The work is situated on the façade of the building on Princes Street, which has no windows on the upper levels. Each floor of the building has an elaborate cornice at the top, so that it seems as though there were three shelves stacked on top of each other. On each of the three floors, the walls have been painted with large triangle patterns. On the first floor, navy and white triangles; on the second, dusty pink against the natural grey of the building’s plaster work; and on the third, a bright, fresh green, also contrasting with the plaster grey.
On each so-called shelf, a giant replica of the archaeological finds has been mounted. On the first floor is the artefact that gives the artwork its name – The Face Cup. Originally a practical piece of dining ware, this has been blown up to well over 2 metres high and more than 3 metres wide. Replicating a hand-crafted piece of pottery, its surface is undulating, and shaped by working fingers and thumbs into the soft clay. A face has been carved into the front – two round eyes, a protruding nose, and a thin line for a mouth. An ear lug has been well-formed on the left-hand side, with just a vague ear shape on the right. This face cup was hand-carved in Styrofoam, covered with a smoothing layer of fibreglass, and then painted a dull, antique gold. Though the objects seem to be massive and weighty, they are actually quite light. They are affixed to the wall with stainless steel brackets.

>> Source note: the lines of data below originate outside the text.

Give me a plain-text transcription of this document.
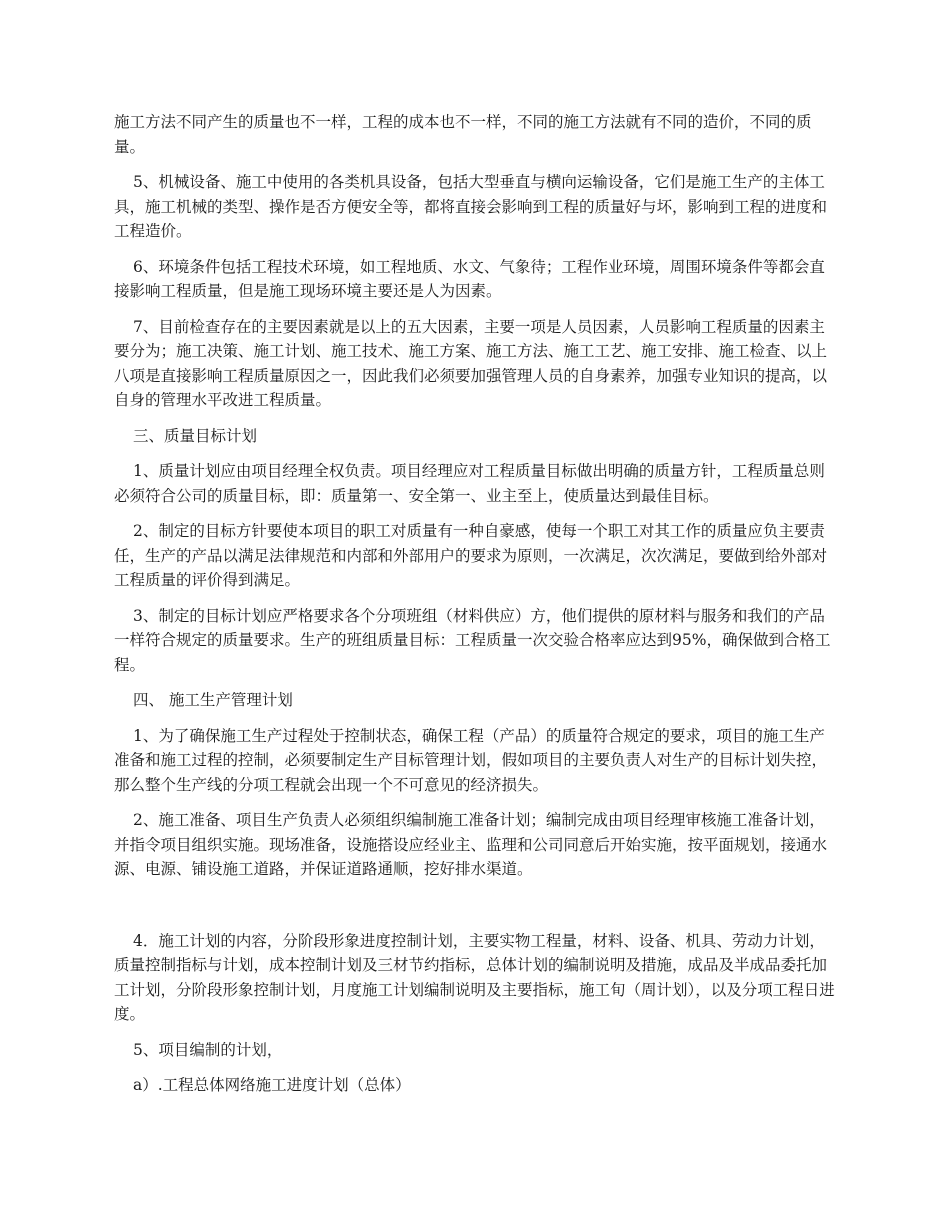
施工方法不同产生的质量也不一样，工程的成本也不一样，不同的施工方法就有不同的造价，不同的质量。

5、机械设备、施工中使用的各类机具设备，包括大型垂直与横向运输设备，它们是施工生产的主体工具，施工机械的类型、操作是否方便安全等，都将直接会影响到工程的质量好与坏，影响到工程的进度和工程造价。

6、环境条件包括工程技术环境，如工程地质、水文、气象待；工程作业环境，周围环境条件等都会直接影响工程质量，但是施工现场环境主要还是人为因素。

7、目前检查存在的主要因素就是以上的五大因素，主要一项是人员因素，人员影响工程质量的因素主要分为；施工决策、施工计划、施工技术、施工方案、施工方法、施工工艺、施工安排、施工检查、以上八项是直接影响工程质量原因之一，因此我们必须要加强管理人员的自身素养，加强专业知识的提高，以自身的管理水平改进工程质量。

三、质量目标计划

1、质量计划应由项目经理全权负责。项目经理应对工程质量目标做出明确的质量方针，工程质量总则必须符合公司的质量目标，即：质量第一、安全第一、业主至上，使质量达到最佳目标。

2、制定的目标方针要使本项目的职工对质量有一种自豪感，使每一个职工对其工作的质量应负主要责任，生产的产品以满足法律规范和内部和外部用户的要求为原则，一次满足，次次满足，要做到给外部对工程质量的评价得到满足。

3、制定的目标计划应严格要求各个分项班组（材料供应）方，他们提供的原材料与服务和我们的产品一样符合规定的质量要求。生产的班组质量目标：工程质量一次交验合格率应达到95%，确保做到合格工程。

四、 施工生产管理计划

1、为了确保施工生产过程处于控制状态，确保工程（产品）的质量符合规定的要求，项目的施工生产准备和施工过程的控制，必须要制定生产目标管理计划，假如项目的主要负责人对生产的目标计划失控，那么整个生产线的分项工程就会出现一个不可意见的经济损失。

2、施工准备、项目生产负责人必须组织编制施工准备计划；编制完成由项目经理审核施工准备计划，并指令项目组织实施。现场准备，设施搭设应经业主、监理和公司同意后开始实施，按平面规划，接通水源、电源、铺设施工道路，并保证道路通顺，挖好排水渠道。

4．施工计划的内容，分阶段形象进度控制计划，主要实物工程量，材料、设备、机具、劳动力计划，质量控制指标与计划，成本控制计划及三材节约指标，总体计划的编制说明及措施，成品及半成品委托加工计划，分阶段形象控制计划，月度施工计划编制说明及主要指标，施工旬（周计划），以及分项工程日进度。

5、项目编制的计划，

a）.工程总体网络施工进度计划（总体）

On the second floor is a spoon – its handle pointing upwards, and with deep cracks through its bowl. This too has been made larger than life, at 1.8 metres in height, and 0.75 metres across. Like the face cup, it has been carved and covered to seem like hand-shaped pottery, and painted a dull, antique gold.
On the third floor sits half a cup, as though the other half were inside the building, its handle jutting out over the road. Built and finished in the same manner as the spoon and face cup, this is the last of the three Bronze Age finds.
This artwork sits over the ground floor which is a retail space. One of the former uses for this building was as a theatre in the eighteenth century. It was called the Exchange Building then, and there is a sign that reads “Exchange” on the second floor, near the spoon.